Colauto et al. checked that fast water freezing (−196 °C) caused cryoinjuries for A. blazei probably due the low elasticity of its plasmatic membrane or even great rigidity of its cell wall. On the other hand, the slow freezing process (−80 °C) was more efficient for A. blazei cryopreservation. Thus, the freezing and maintenance temperature interval between −70 and −80 °C seems to be the most indicated for the preservation of this fungus. Another option is to use control of temperature decrease in which ice formation is primarily extracellular and there is time for the cell to adapt to its new volume, causing less cellular damage by rupture, despite of its high cost.

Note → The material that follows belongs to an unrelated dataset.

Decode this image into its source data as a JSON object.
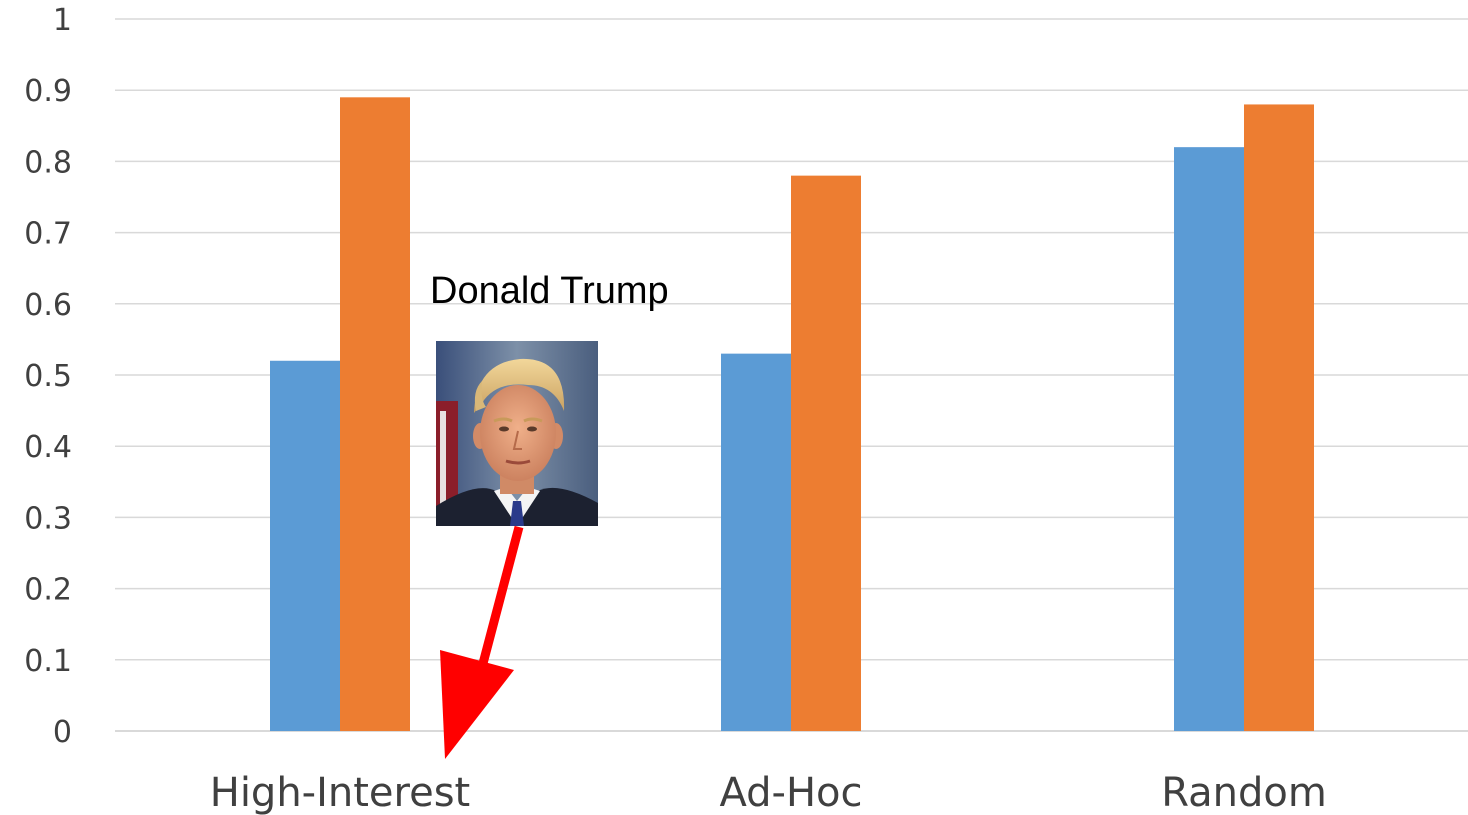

Our results show that cryopreservation did not change the tested genome regions. This suggests that cryopreservation at −75 °C, after two years did not affect the genetic stability (Fig. 1). Also, it indicates that the reduction of MCD value in PDA, after two-year cryopreservation (Table 2) could be temporary or reversible considering that PCR-RAPD showed no alteration (Fig. 1). For Odani et al. freezing and thawing can cause functional re-arrangement of genome. Ryan et al. detected DNA polymorphism for Metarhizium anisopliae after freezing in liquid nitrogen. Basidiomycetes withstand freezing in liquid nitrogen well38, 39 with no changes in morphology and metabolism for Armillaria, Pleurotus, Pluteus and Polyporus genera.19, 40 Phenotypic stability after cryopreservation in liquid nitrogen has been reported for 11 species of edible fungi. In Agaricus and Pleurotus genera, no changes were found in 5.8S rDNA isolated from mycelia. For Camelini et al., A. subrufescens showed by PCR-RAPD a genetic variability reduction after 4, 8 and 12 months of cryopreservation, indicating the occurrence of cryoinjuries in the genomic material. Singh et al. did not detect genotypic variations of several basidiomycetes preserved in wheat grains in liquid nitrogen for 3.5 years, but they analyzed a more restrict area of the genome, the ITS region. The results from our study contribute to the adjustment of cryopreservation techniques in basidiomycetes and help studies on long-term stability variation.

Conclusion

Cryopreservation at −20 °C is not effective to keep mycelial viability of this fungus. Cryopreservation at −75 °C is effective when sucrose is used in substrates and/or cryotubes. Without sucrose, cryopreservation at −75 °C is effective only when wheat grains are used. Physiological characteristic as mycelial colony diameter is negatively affected when PDA is used and unaffected when wheat grain is used after two-year cryopreservation at −75 °C. The fungus genome does not show alteration after two-year cryopreservation at −75 °C. Although all treatments that use sucrose as cryoprotectant and only grains without the cryoprotectant are effective for the preservation of this fungus, we recommend the use of wheat grains with 10% and 15% sucrose solution in substrate and cryotube, respectively, for cryopreservation at −75 °C at this time. It is always cautious to use more than one technique to preserve important strains. Cryopreservation at −75 °C is an alternative method to maintain A. subrufescens for 2 years and avoid mycelial degeneration on periodic subculture.

Conflicts of interest

The authors declare no conflicts of interest.